I woke up to THE worst pain I've EVER been in. More than when I broke my foot, more than after any surgery I've had, more than any contraction I've ever had. I instantly had tears in my eyes and I was begging for something to relieve the pain. The nurse put something in my IV, and it didn't. Do. Shit. Then of course she wants me to sit up! At this point, I hate this nurse. I'm still polite because I don't have a rude bone in my body (thank you customer service job) but I really don't like her. I don't know HOW, but I manage to move from the bed to a chair when my husband joins me. He can see I'm in pain and asks if I've been given anything. I say yes, but it's not doing anything. The nurse says she'll get me a vicodin to take before I leave to take the edge off. In my head I was screaming "You'd damn well better!"

Let me say this, If that's even anything remotely what it feels like coming out of a tummy tuck surgery, I've decided that I will NEVER get that done. It took me a good 2 weeks before I was walking any kind of "normal". I even had to take an extra day off work for recovery, because I was NOT ready for that. 

My husband proceeded to tell me that the surgery took longer than initially expected. It was only supposed to be about a 45 minuet procedure. It ended up taking an hour and a half. The reason it took so long was because there was a cyst/tumor that was the size of a quarter and had finger like tendrils that extended out from it and into my abdominal muscles. So they had to cut into my muscle to remove it. The doctor compared it to creating and repairing a hernia. Well no wonder I was in so much damn pain! I didn't have a hernia, but a cyst/tumor that created a hernia WHEN removed. 

It goes without saying that I was doubling up on the pain pills for the first couple of days and I didn't even sleep in my bed the first night. 

Here is where things get REALLY interesting...

A few days after my surgery, I'm sitting in my trusty recliner chair, watching some Breaking Bad when my phone rings. The number is coming up for my doctor's office. So I answer it, and it's a nurse telling me they have the biopsy results from the surgery. Ok. Cool. I was finally going to know what was causing me pain these last few months...

A collection of endometrial tissue...

An endometrioma. 

Seriously!? This whole time!? It was the initial diagnosis!? AHHHHHH!!! I was so frustrated, and relieved at the same time.
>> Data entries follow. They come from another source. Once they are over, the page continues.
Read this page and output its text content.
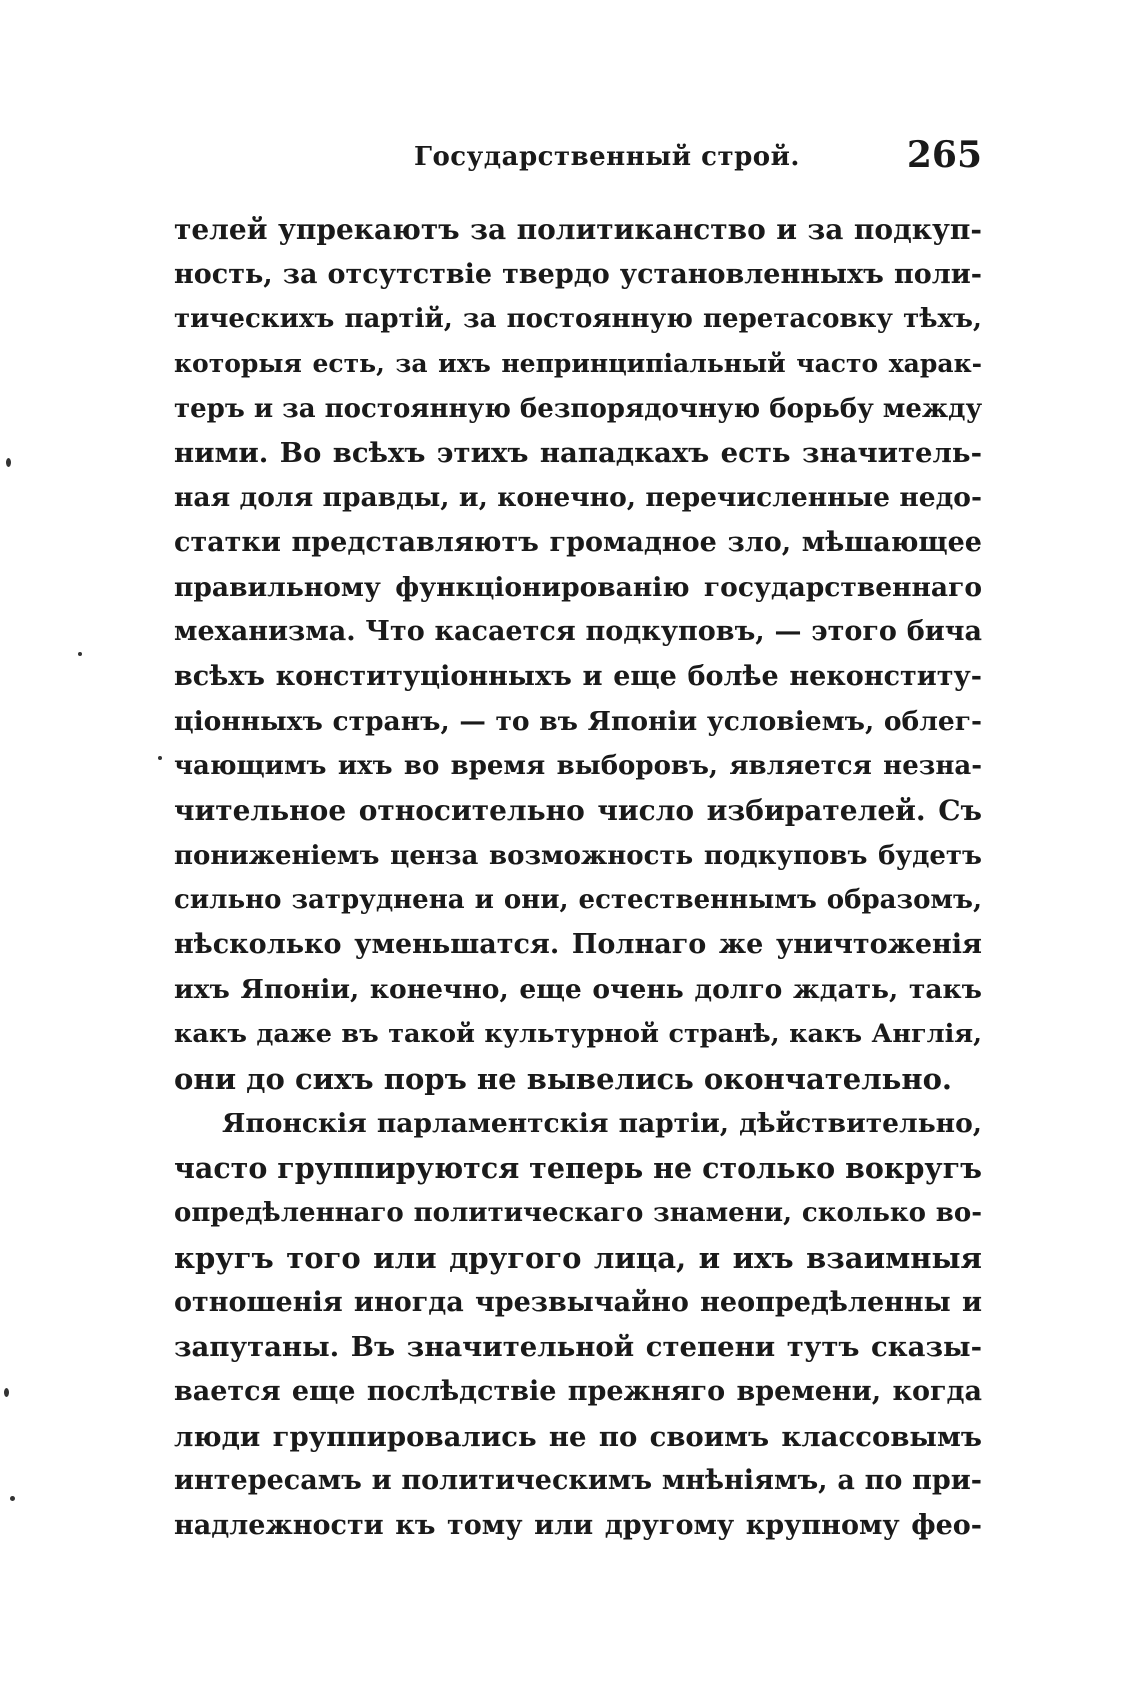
Государственный строй.	265
телей упрекаютъ за политиканство и за подкуп-
ность, за отсутствіе твердо установленныхъ поли-
тическихъ партій, за постоянную перетасовку тѣхъ,
которыя есть, за ихъ непринципіальный часто харак-
теръ и за постоянную безпорядочную борьбу между
ними. Во всѣхъ этихъ нападкахъ есть значитель-
ная доля правды, и, конечно, перечисленные недо-
статки представляютъ громадное зло, мѣшающее
правильному функціонированію государственнаго
механизма. Что касается подкуповъ, — этого бича
всѣхъ конституціонныхъ и еще болѣе неконститу-
ціонныхъ странъ, — то въ Японіи условіемъ, облег-
чающимъ ихъ во время выборовъ, является незна-
чительное относительно число избирателей. Съ
пониженіемъ ценза возможность подкуповъ будетъ
сильно затруднена и они, естественнымъ образомъ,
нѣсколько уменьшатся. Полнаго же уничтоженія
ихъ Японіи, конечно, еще очень долго ждать, такъ
какъ даже въ такой культурной странѣ, какъ Англія,
они до сихъ поръ не вывелись окончательно.
Японскія парламентскія партіи, дѣйствительно,
часто группируются теперь не столько вокругъ
опредѣленнаго политическаго знамени, сколько во-
кругъ того или другого лица, и ихъ взаимныя
отношенія иногда чрезвычайно неопредѣленны и
запутаны. Въ значительной степени тутъ сказы-
вается еще послѣдствіе прежняго времени, когда
люди группировались не по своимъ классовымъ
интересамъ и политическимъ мнѣніямъ, а по при-
надлежности къ тому или другому крупному фео-
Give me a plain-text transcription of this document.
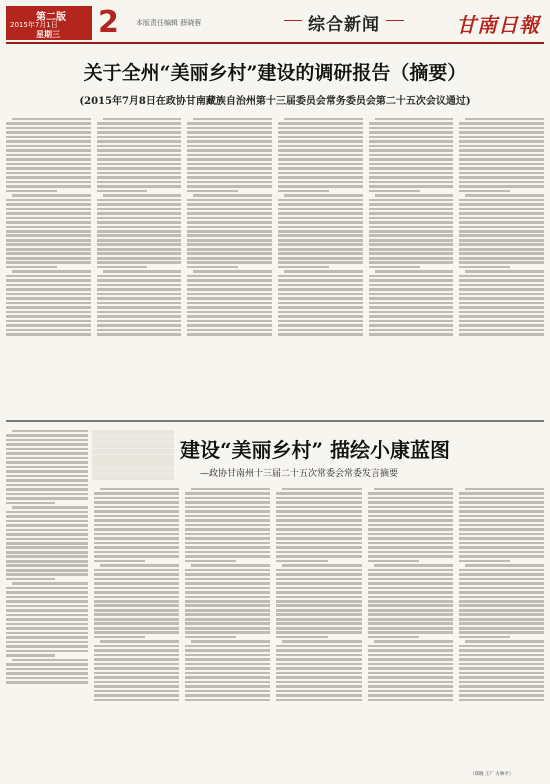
第二版
2015年7月1日
星期三 2 本版责任编辑 薛晓蓉	综合新闻	甘南日報
关于全州“美丽乡村”建设的调研报告（摘要）
(2015年7月8日在政协甘南藏族自治州第十三届委员会常务委员会第二十五次会议通过)
建设“美丽乡村” 描绘小康蓝图
—政协甘南州十三届二十五次常委会常委发言摘要
（郑晓 王广 方林平）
It was done and over with. I knew what it was. What happened to me is EXTREMELY rare. 

It is a side effect of my C-sections. If you don't know what endometriosis is, the jist of it is the  cells from the lining of the womb (uterus) grow in other areas of the body. Typically on the outside of the uterus and ovaries. What happened with me was when I had my C-sections, the cells were open to go anywhere in my abdominal cavity. Typically, nothing happens because it's not the right environment for the cells to grow and accumulate. Well the cells in MY body apparently found JUST the right place to accumulate and grow. It explains why I had pain that would come and go every few weeks. They are trying to menstruate. 

Right now, I'm not concerned about if I have full blown endometriosis. The surgeon isn't 100% that he got ALL of the endometrial tissue either. There's no real way to know. Only time will tell. When the time comes for the hubs and I to start to try and have kids again, we'll see what happens. I have 2 beautiful girls now, so I don't foresee it being an issue. I'm just happy that it's out, I can wear jeans again, and I can start going back to the gym again. 

The husband and I are going to start biking again, and we're both wanting to get a weight set. We also want to go hiking and camping more. We've kind of been on a "prepping" kick lately. Not CRAZY prepping, but we'd like to be prepared enough for when something does happen that we're not OH MY GOD! WHAT DO WE DO!?!? Plus, it's a benefit to be in shape if something were to happen. That way it's not a huge deal if we had to walk a great distance to get somewhere. 

If you ARE into anything apocalyptic then stay tuned---my husband is writing a book about an apocalyptic situation!!! We're in the process of finishing the editing and we'll be putting it on the Amazon bookstore. Yay! 

I'll post the teaser for it soon. 

So that's where I've been most of these months. I'm hoping to start posting more frequently again.